- Born: 23 September 1793 Amherst, New Hampshire, US
- Died: 14 April 1827 (aged 33) New York City, US
- Spouse: Matilda Webber
- Awards: Boylston Prize

Academic background
- Alma mater: Harvard College Harvard Medical School

Academic work
- Discipline: Chemistry Mineralogy
- Institutions: Dartmouth College New York College of Physicians and Surgeons
- Notable works: Epitome of Chemical Philosophy

= James Freeman Dana =

American chemist (1793–1827)

James Freeman Dana (born in Amherst, New Hampshire, 23 September 1793; died in New York City, 14 April 1827) was an American chemist.

==Biography==
He graduated from Harvard in 1813, and from the medical school in 1817. He studied with Dr. John Gorham, and developed such ability that in 1815 he was selected by the authorities of Harvard to procure for the chemical laboratory a new outfit of apparatus. For this purpose, he visited London, where for six months he worked in the laboratory of Friedrich Christian Accum.
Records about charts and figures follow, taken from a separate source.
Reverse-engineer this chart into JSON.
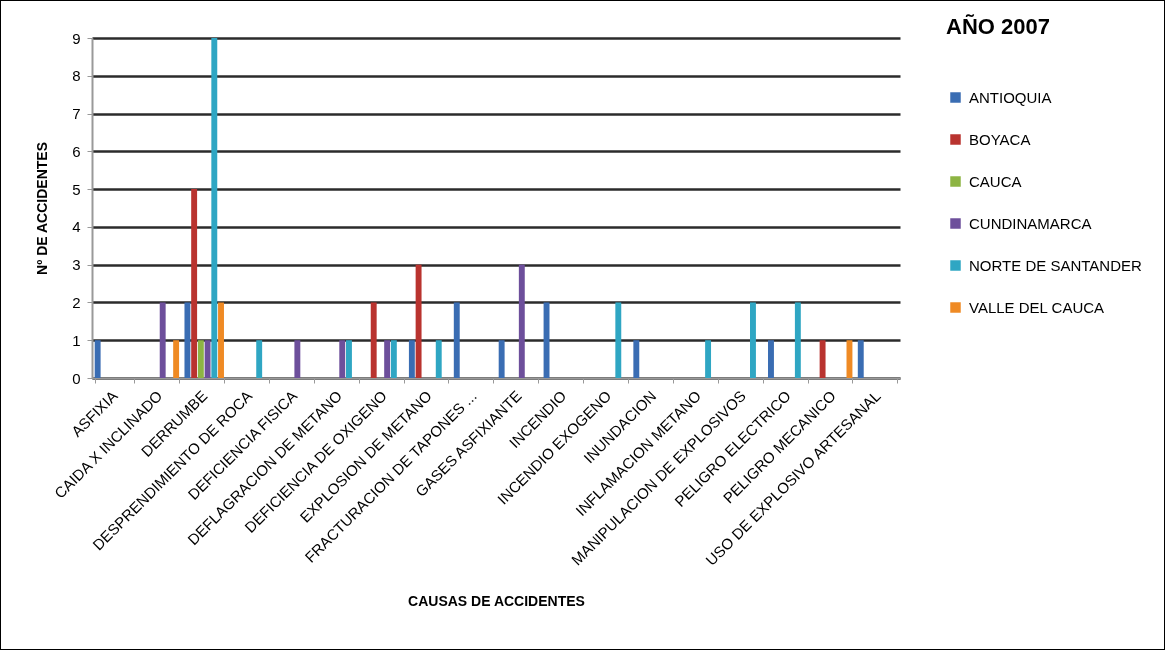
{
  "chart_data": {
    "type": "bar",
    "title": "AÑO 2007",
    "xlabel": "CAUSAS DE ACCIDENTES",
    "ylabel": "Nº DE ACCIDENTES",
    "categories": [
      "ASFIXIA",
      "CAIDA X INCLINADO",
      "DERRUMBE",
      "DESPRENDIMIENTO DE ROCA",
      "DEFICIENCIA FISICA",
      "DEFLAGRACION DE METANO",
      "DEFICIENCIA DE OXIGENO",
      "EXPLOSION DE METANO",
      "FRACTURACION DE TAPONES ...",
      "GASES ASFIXIANTE",
      "INCENDIO",
      "INCENDIO EXOGENO",
      "INUNDACION",
      "INFLAMACION METANO",
      "MANIPULACION DE EXPLOSIVOS",
      "PELIGRO ELECTRICO",
      "PELIGRO MECANICO",
      "USO DE EXPLOSIVO ARTESANAL"
    ],
    "series": [
      {
        "name": "ANTIOQUIA",
        "color": "#3a6db3",
        "values": [
          1,
          null,
          2,
          null,
          null,
          null,
          null,
          1,
          2,
          1,
          2,
          null,
          1,
          null,
          null,
          1,
          null,
          1
        ]
      },
      {
        "name": "BOYACA",
        "color": "#b9332f",
        "values": [
          null,
          null,
          5,
          null,
          null,
          null,
          2,
          3,
          null,
          null,
          null,
          null,
          null,
          null,
          null,
          null,
          1,
          null
        ]
      },
      {
        "name": "CAUCA",
        "color": "#8db443",
        "values": [
          null,
          null,
          1,
          null,
          null,
          null,
          null,
          null,
          null,
          null,
          null,
          null,
          null,
          null,
          null,
          null,
          null,
          null
        ]
      },
      {
        "name": "CUNDINAMARCA",
        "color": "#6d4f9b",
        "values": [
          null,
          2,
          1,
          null,
          1,
          1,
          1,
          null,
          null,
          3,
          null,
          null,
          null,
          null,
          null,
          null,
          null,
          null
        ]
      },
      {
        "name": "NORTE DE SANTANDER",
        "color": "#2fa6c3",
        "values": [
          null,
          null,
          9,
          1,
          null,
          1,
          1,
          1,
          null,
          null,
          null,
          2,
          null,
          1,
          2,
          2,
          null,
          null
        ]
      },
      {
        "name": "VALLE DEL CAUCA",
        "color": "#ef8a24",
        "values": [
          null,
          1,
          2,
          null,
          null,
          null,
          null,
          null,
          null,
          null,
          null,
          null,
          null,
          null,
          null,
          null,
          1,
          null
        ]
      }
    ],
    "ylim": [
      0,
      9
    ],
    "yticks": [
      0,
      1,
      2,
      3,
      4,
      5,
      6,
      7,
      8,
      9
    ],
    "grid": "y",
    "legend": "right"
  }
}
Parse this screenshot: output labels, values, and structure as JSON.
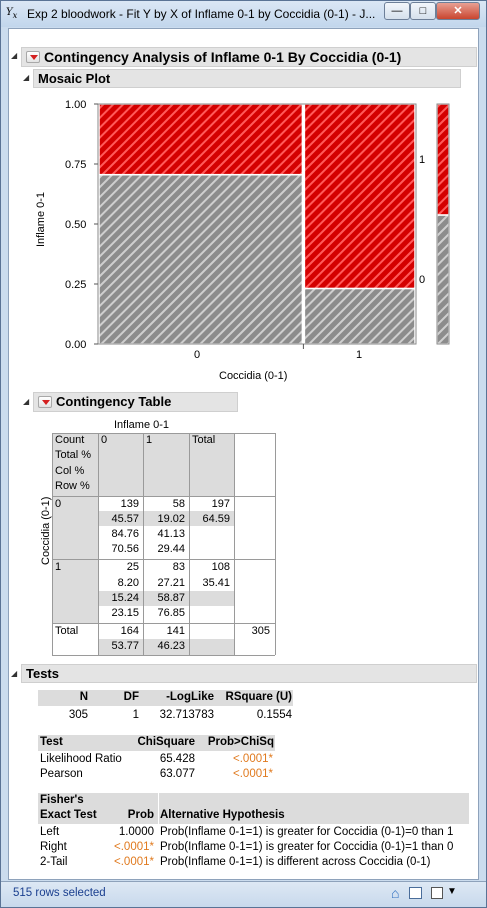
{
  "window": {
    "icon": "jmp-fit-y-by-x-icon",
    "title": "Exp 2 bloodwork - Fit Y by X of Inflame 0-1 by Coccidia (0-1) - J...",
    "min": "—",
    "max": "□",
    "close": "✕"
  },
  "report": {
    "title": "Contingency Analysis of Inflame 0-1 By Coccidia (0-1)"
  },
  "mosaic": {
    "header": "Mosaic Plot",
    "ylabel": "Inflame 0-1",
    "xlabel": "Coccidia (0-1)",
    "yticks": [
      "1.00",
      "0.75",
      "0.50",
      "0.25",
      "0.00"
    ],
    "xticks": [
      "0",
      "1"
    ],
    "side_labels": [
      "1",
      "0"
    ],
    "colors": {
      "level_1": "#e41a1c",
      "level_0": "#a0a0a0"
    }
  },
  "chart_data": {
    "type": "mosaic",
    "x_variable": "Coccidia (0-1)",
    "y_variable": "Inflame 0-1",
    "x_categories": [
      "0",
      "1"
    ],
    "x_widths": [
      0.6459,
      0.3541
    ],
    "stacks": [
      {
        "x": "0",
        "level_0": 0.7056,
        "level_1": 0.2944
      },
      {
        "x": "1",
        "level_0": 0.2315,
        "level_1": 0.7685
      }
    ],
    "marginal": {
      "level_0": 0.5377,
      "level_1": 0.4623
    },
    "ylim": [
      0,
      1
    ]
  },
  "contingency": {
    "header": "Contingency Table",
    "col_var": "Inflame 0-1",
    "row_var": "Coccidia (0-1)",
    "stat_labels": [
      "Count",
      "Total %",
      "Col %",
      "Row %"
    ],
    "col_headers": [
      "0",
      "1",
      "Total"
    ],
    "rows": [
      {
        "label": "0",
        "c0": [
          "139",
          "45.57",
          "84.76",
          "70.56"
        ],
        "c1": [
          "58",
          "19.02",
          "41.13",
          "29.44"
        ],
        "total": [
          "197",
          "64.59"
        ]
      },
      {
        "label": "1",
        "c0": [
          "25",
          "8.20",
          "15.24",
          "23.15"
        ],
        "c1": [
          "83",
          "27.21",
          "58.87",
          "76.85"
        ],
        "total": [
          "108",
          "35.41"
        ]
      }
    ],
    "total_row": {
      "label": "Total",
      "c0": [
        "164",
        "53.77"
      ],
      "c1": [
        "141",
        "46.23"
      ],
      "total": [
        "305"
      ]
    }
  },
  "tests": {
    "header": "Tests",
    "summary_headers": [
      "N",
      "DF",
      "-LogLike",
      "RSquare (U)"
    ],
    "summary_values": [
      "305",
      "1",
      "32.713783",
      "0.1554"
    ],
    "chi_headers": [
      "Test",
      "ChiSquare",
      "Prob>ChiSq"
    ],
    "chi_rows": [
      {
        "test": "Likelihood Ratio",
        "chisq": "65.428",
        "prob": "<.0001*"
      },
      {
        "test": "Pearson",
        "chisq": "63.077",
        "prob": "<.0001*"
      }
    ],
    "fisher_headers": [
      "Fisher's",
      "Exact Test",
      "Prob",
      "Alternative Hypothesis"
    ],
    "fisher_rows": [
      {
        "test": "Left",
        "prob": "1.0000",
        "hyp": "Prob(Inflame 0-1=1) is greater for Coccidia (0-1)=0 than 1"
      },
      {
        "test": "Right",
        "prob": "<.0001*",
        "hyp": "Prob(Inflame 0-1=1) is greater for Coccidia (0-1)=1 than 0"
      },
      {
        "test": "2-Tail",
        "prob": "<.0001*",
        "hyp": "Prob(Inflame 0-1=1) is different across Coccidia (0-1)"
      }
    ]
  },
  "status": {
    "rows_selected": "515 rows selected",
    "icons": [
      "home-up-icon",
      "table-view-icon",
      "options-menu-icon"
    ]
  }
}
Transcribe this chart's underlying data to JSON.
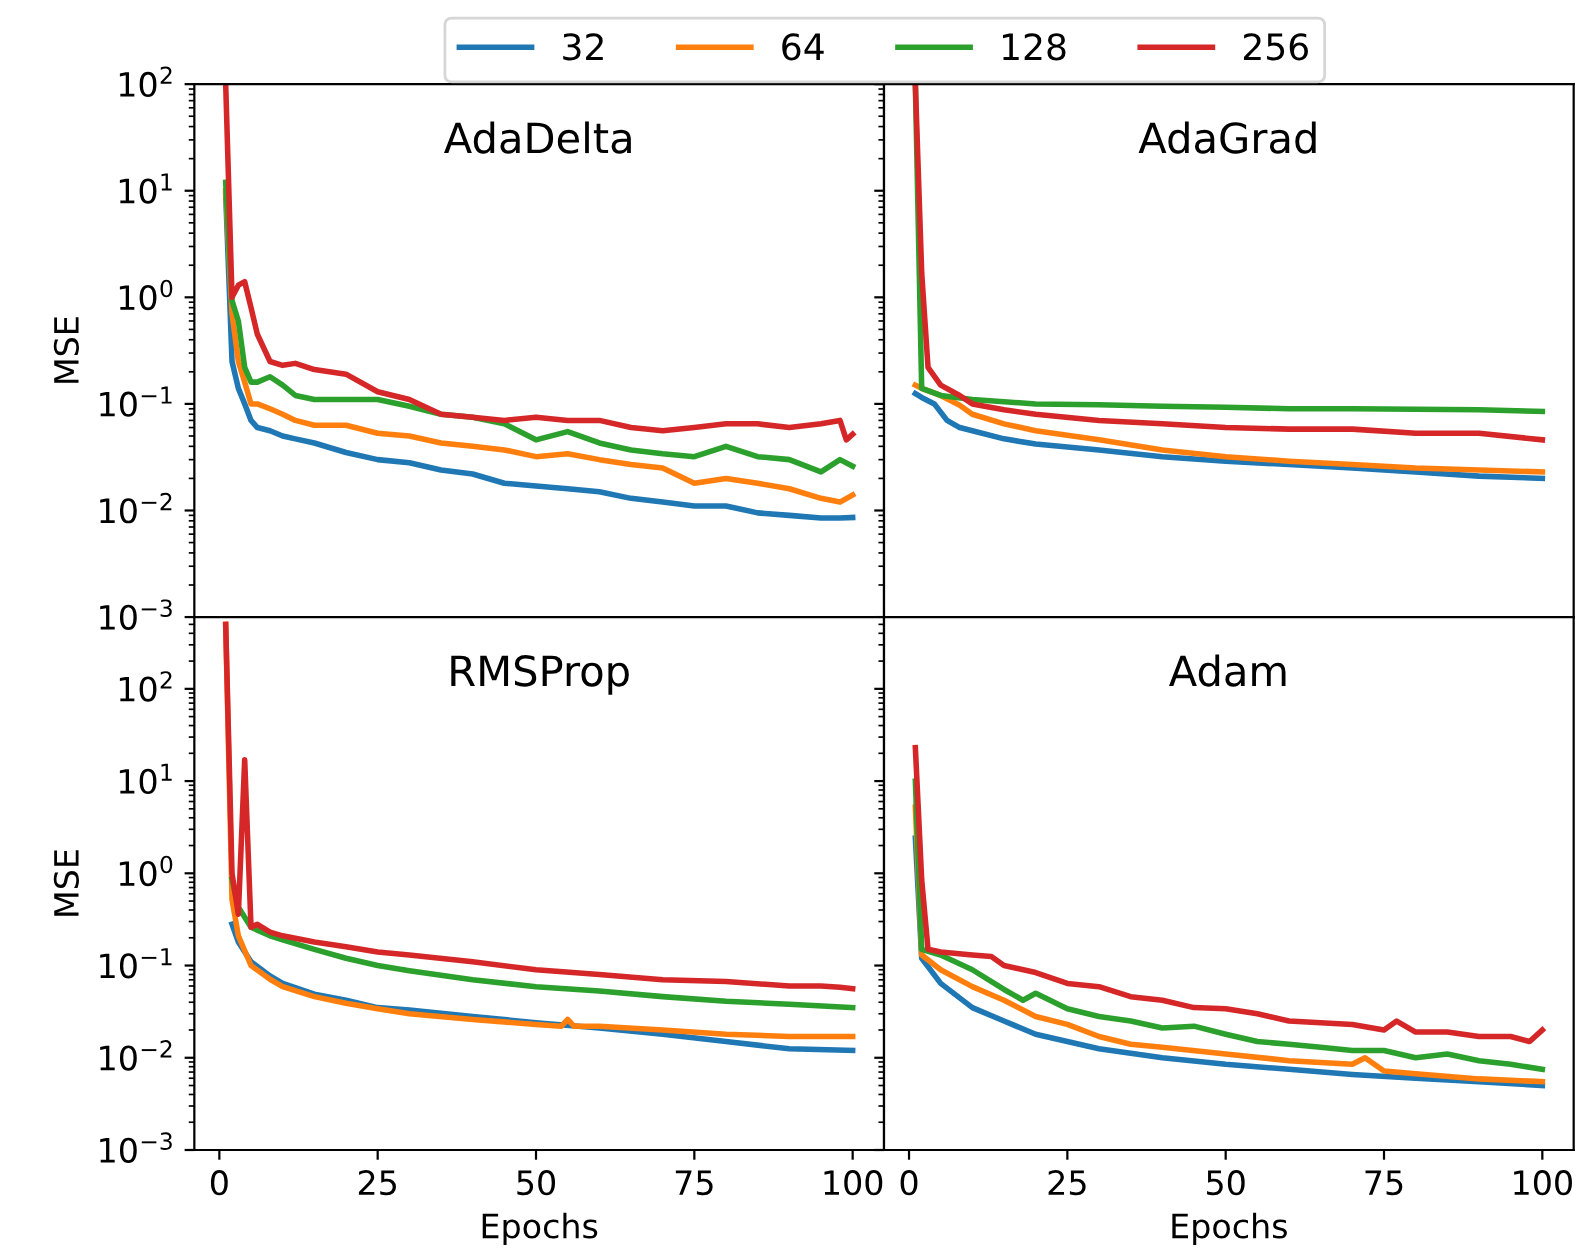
{
  "chart_data": [
    {
      "type": "line",
      "title": "AdaDelta",
      "ylabel": "MSE",
      "log": "y",
      "xlim": [
        -3.95,
        104.95
      ],
      "xticks": [
        0,
        25,
        50,
        75,
        100
      ],
      "ylim": [
        0.001,
        100
      ],
      "yticks": [
        {
          "value": 0.001,
          "label": "10$^{−3}$"
        },
        {
          "value": 0.01,
          "label": "10$^{−2}$"
        },
        {
          "value": 0.1,
          "label": "10$^{−1}$"
        },
        {
          "value": 1,
          "label": "10$^{0}$"
        },
        {
          "value": 10,
          "label": "10$^{1}$"
        },
        {
          "value": 100,
          "label": "10$^{2}$"
        }
      ],
      "tick_labels": "y",
      "legend": "top",
      "grid": false,
      "line_style": "solid",
      "marker": "none",
      "series": [
        {
          "name": "32",
          "color": "#1f77b4",
          "x": [
            1,
            2,
            3,
            4,
            5,
            6,
            8,
            10,
            12,
            15,
            20,
            25,
            30,
            35,
            40,
            45,
            50,
            55,
            60,
            65,
            70,
            75,
            80,
            85,
            90,
            95,
            98,
            100
          ],
          "values": [
            9.3,
            0.25,
            0.14,
            0.1,
            0.07,
            0.06,
            0.056,
            0.05,
            0.047,
            0.043,
            0.035,
            0.03,
            0.028,
            0.024,
            0.022,
            0.018,
            0.017,
            0.016,
            0.015,
            0.013,
            0.012,
            0.011,
            0.011,
            0.0095,
            0.009,
            0.0085,
            0.0085,
            0.0086
          ]
        },
        {
          "name": "64",
          "color": "#ff7f0e",
          "x": [
            1,
            2,
            3,
            4,
            5,
            6,
            8,
            10,
            12,
            15,
            20,
            25,
            30,
            35,
            40,
            45,
            50,
            55,
            60,
            65,
            70,
            75,
            80,
            85,
            90,
            95,
            98,
            100
          ],
          "values": [
            10,
            0.7,
            0.25,
            0.16,
            0.1,
            0.1,
            0.09,
            0.08,
            0.07,
            0.063,
            0.063,
            0.053,
            0.05,
            0.043,
            0.04,
            0.037,
            0.032,
            0.034,
            0.03,
            0.027,
            0.025,
            0.018,
            0.02,
            0.018,
            0.016,
            0.013,
            0.012,
            0.014
          ]
        },
        {
          "name": "128",
          "color": "#2ca02c",
          "x": [
            1,
            2,
            3,
            4,
            5,
            6,
            8,
            10,
            12,
            15,
            20,
            25,
            30,
            35,
            40,
            45,
            50,
            55,
            60,
            65,
            70,
            75,
            80,
            85,
            90,
            95,
            98,
            100
          ],
          "values": [
            12,
            0.93,
            0.6,
            0.22,
            0.16,
            0.16,
            0.18,
            0.15,
            0.12,
            0.11,
            0.11,
            0.11,
            0.095,
            0.08,
            0.075,
            0.065,
            0.046,
            0.055,
            0.043,
            0.037,
            0.034,
            0.032,
            0.04,
            0.032,
            0.03,
            0.023,
            0.03,
            0.026
          ]
        },
        {
          "name": "256",
          "color": "#d62728",
          "x": [
            1,
            2,
            3,
            4,
            5,
            6,
            8,
            10,
            12,
            15,
            20,
            25,
            30,
            35,
            40,
            45,
            50,
            55,
            60,
            65,
            70,
            75,
            80,
            85,
            90,
            95,
            98,
            99,
            100
          ],
          "values": [
            100,
            1.0,
            1.3,
            1.4,
            0.8,
            0.45,
            0.25,
            0.23,
            0.24,
            0.21,
            0.19,
            0.13,
            0.11,
            0.08,
            0.075,
            0.07,
            0.075,
            0.07,
            0.07,
            0.06,
            0.056,
            0.06,
            0.065,
            0.065,
            0.06,
            0.065,
            0.07,
            0.046,
            0.052
          ]
        }
      ]
    },
    {
      "type": "line",
      "title": "AdaGrad",
      "log": "y",
      "xlim": [
        -3.95,
        104.95
      ],
      "xticks": [
        0,
        25,
        50,
        75,
        100
      ],
      "ylim": [
        0.001,
        100
      ],
      "yticks": [
        {
          "value": 0.001,
          "label": null
        },
        {
          "value": 0.01,
          "label": null
        },
        {
          "value": 0.1,
          "label": null
        },
        {
          "value": 1,
          "label": null
        },
        {
          "value": 10,
          "label": null
        },
        {
          "value": 100,
          "label": null
        }
      ],
      "tick_labels": false,
      "grid": false,
      "line_style": "solid",
      "marker": "none",
      "series": [
        {
          "color": "#1f77b4",
          "x": [
            1,
            2,
            4,
            6,
            8,
            10,
            15,
            20,
            30,
            40,
            50,
            60,
            70,
            80,
            90,
            100
          ],
          "values": [
            0.125,
            0.115,
            0.1,
            0.07,
            0.06,
            0.056,
            0.047,
            0.042,
            0.037,
            0.032,
            0.029,
            0.027,
            0.025,
            0.023,
            0.021,
            0.02
          ]
        },
        {
          "color": "#ff7f0e",
          "x": [
            1,
            2,
            5,
            8,
            10,
            15,
            20,
            30,
            40,
            50,
            60,
            70,
            80,
            90,
            100
          ],
          "values": [
            0.15,
            0.14,
            0.12,
            0.097,
            0.08,
            0.065,
            0.056,
            0.046,
            0.037,
            0.032,
            0.029,
            0.027,
            0.025,
            0.024,
            0.023
          ]
        },
        {
          "color": "#2ca02c",
          "x": [
            1,
            2,
            5,
            10,
            20,
            30,
            40,
            50,
            60,
            70,
            80,
            90,
            100
          ],
          "values": [
            100,
            0.14,
            0.12,
            0.11,
            0.1,
            0.098,
            0.095,
            0.093,
            0.09,
            0.09,
            0.089,
            0.088,
            0.085
          ]
        },
        {
          "color": "#d62728",
          "x": [
            1,
            2,
            3,
            5,
            8,
            10,
            15,
            20,
            30,
            40,
            50,
            60,
            70,
            80,
            90,
            100
          ],
          "values": [
            100,
            1.7,
            0.22,
            0.15,
            0.12,
            0.1,
            0.088,
            0.08,
            0.07,
            0.065,
            0.06,
            0.058,
            0.058,
            0.053,
            0.053,
            0.046
          ]
        }
      ]
    },
    {
      "type": "line",
      "title": "RMSProp",
      "ylabel": "MSE",
      "xlabel": "Epochs",
      "log": "y",
      "xlim": [
        -3.95,
        104.95
      ],
      "xticks": [
        0,
        25,
        50,
        75,
        100
      ],
      "ylim": [
        0.001,
        600
      ],
      "yticks": [
        {
          "value": 0.001,
          "label": "10$^{−3}$"
        },
        {
          "value": 0.01,
          "label": "10$^{−2}$"
        },
        {
          "value": 0.1,
          "label": "10$^{−1}$"
        },
        {
          "value": 1,
          "label": "10$^{0}$"
        },
        {
          "value": 10,
          "label": "10$^{1}$"
        },
        {
          "value": 100,
          "label": "10$^{2}$"
        }
      ],
      "grid": false,
      "line_style": "solid",
      "marker": "none",
      "series": [
        {
          "color": "#1f77b4",
          "x": [
            2,
            3,
            5,
            8,
            10,
            15,
            20,
            25,
            30,
            40,
            50,
            60,
            70,
            80,
            90,
            100
          ],
          "values": [
            0.28,
            0.18,
            0.11,
            0.077,
            0.064,
            0.049,
            0.042,
            0.035,
            0.033,
            0.028,
            0.024,
            0.021,
            0.018,
            0.015,
            0.0125,
            0.012
          ]
        },
        {
          "color": "#ff7f0e",
          "x": [
            1,
            2,
            3,
            5,
            8,
            10,
            15,
            20,
            25,
            30,
            40,
            50,
            54,
            55,
            56,
            60,
            70,
            80,
            90,
            100
          ],
          "values": [
            500,
            0.52,
            0.21,
            0.1,
            0.071,
            0.059,
            0.046,
            0.039,
            0.034,
            0.03,
            0.026,
            0.023,
            0.022,
            0.026,
            0.022,
            0.022,
            0.02,
            0.018,
            0.017,
            0.017
          ]
        },
        {
          "color": "#2ca02c",
          "x": [
            2,
            3,
            5,
            8,
            10,
            15,
            20,
            25,
            30,
            40,
            50,
            60,
            70,
            80,
            90,
            100
          ],
          "values": [
            0.86,
            0.43,
            0.26,
            0.21,
            0.19,
            0.15,
            0.12,
            0.1,
            0.088,
            0.07,
            0.059,
            0.053,
            0.046,
            0.041,
            0.038,
            0.035
          ]
        },
        {
          "color": "#d62728",
          "x": [
            1,
            2,
            3,
            4,
            5,
            6,
            8,
            10,
            15,
            20,
            25,
            30,
            40,
            50,
            60,
            70,
            80,
            90,
            95,
            98,
            100
          ],
          "values": [
            500,
            1.0,
            0.36,
            17,
            0.26,
            0.28,
            0.23,
            0.21,
            0.18,
            0.16,
            0.14,
            0.13,
            0.11,
            0.09,
            0.08,
            0.07,
            0.067,
            0.06,
            0.06,
            0.058,
            0.056
          ]
        }
      ]
    },
    {
      "type": "line",
      "title": "Adam",
      "xlabel": "Epochs",
      "log": "y",
      "xlim": [
        -3.95,
        104.95
      ],
      "xticks": [
        0,
        25,
        50,
        75,
        100
      ],
      "ylim": [
        0.001,
        600
      ],
      "yticks": [
        {
          "value": 0.001,
          "label": null
        },
        {
          "value": 0.01,
          "label": null
        },
        {
          "value": 0.1,
          "label": null
        },
        {
          "value": 1,
          "label": null
        },
        {
          "value": 10,
          "label": null
        },
        {
          "value": 100,
          "label": null
        }
      ],
      "tick_labels": "x",
      "grid": false,
      "line_style": "solid",
      "marker": "none",
      "series": [
        {
          "color": "#1f77b4",
          "x": [
            1,
            2,
            5,
            10,
            15,
            20,
            25,
            30,
            40,
            50,
            60,
            70,
            80,
            90,
            100
          ],
          "values": [
            2.4,
            0.12,
            0.064,
            0.035,
            0.025,
            0.018,
            0.015,
            0.0125,
            0.01,
            0.0085,
            0.0075,
            0.0066,
            0.006,
            0.0055,
            0.005
          ]
        },
        {
          "color": "#ff7f0e",
          "x": [
            1,
            2,
            5,
            10,
            15,
            20,
            25,
            30,
            35,
            40,
            50,
            60,
            70,
            72,
            75,
            80,
            90,
            100
          ],
          "values": [
            5.2,
            0.13,
            0.09,
            0.059,
            0.042,
            0.028,
            0.023,
            0.017,
            0.014,
            0.013,
            0.011,
            0.0093,
            0.0085,
            0.01,
            0.0072,
            0.0067,
            0.0059,
            0.0055
          ]
        },
        {
          "color": "#2ca02c",
          "x": [
            1,
            2,
            5,
            10,
            15,
            18,
            20,
            25,
            30,
            35,
            40,
            45,
            50,
            55,
            60,
            65,
            70,
            75,
            80,
            85,
            90,
            95,
            100
          ],
          "values": [
            10,
            0.15,
            0.13,
            0.09,
            0.055,
            0.042,
            0.05,
            0.034,
            0.028,
            0.025,
            0.021,
            0.022,
            0.018,
            0.015,
            0.014,
            0.013,
            0.012,
            0.012,
            0.01,
            0.011,
            0.0093,
            0.0085,
            0.0075
          ]
        },
        {
          "color": "#d62728",
          "x": [
            1,
            2,
            3,
            5,
            10,
            13,
            15,
            20,
            25,
            30,
            35,
            40,
            45,
            50,
            55,
            60,
            65,
            70,
            75,
            77,
            80,
            85,
            90,
            95,
            98,
            100
          ],
          "values": [
            23,
            0.85,
            0.15,
            0.14,
            0.13,
            0.125,
            0.1,
            0.084,
            0.064,
            0.059,
            0.046,
            0.042,
            0.035,
            0.034,
            0.03,
            0.025,
            0.024,
            0.023,
            0.02,
            0.025,
            0.019,
            0.019,
            0.017,
            0.017,
            0.015,
            0.02
          ]
        }
      ]
    }
  ]
}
On his return to the United States he settled in Cambridge, where he practised medicine and was appointed assistant to the chair in chemistry. In 1817 he was invited to lecture on chemistry at Dartmouth, and in 1820 became the first professor of chemistry and mineralogy there. He was chosen professor of chemistry in the New York College of Physicians and Surgeons in 1825, and continued as such until his death.

==Works==
While a student in Cambridge, he received the Boylston Prize for a dissertation on the "Tests for Arsenic," and again in 1817 received the same prize for an essay on the "Composition of Oxymuriatic Acid." He contributed numerous scientific memoirs to Silliman's American Journal of Science and to the Annals of the New York Lyceum of Natural History. His larger works are Outlines of Mineralogy and Geology of Boston and its Vicinity (Boston, 1818), coauthored with his brother Samuel Luther Dana, and Epitome of Chemical Philosophy (Concord, New Hampshire, 1825).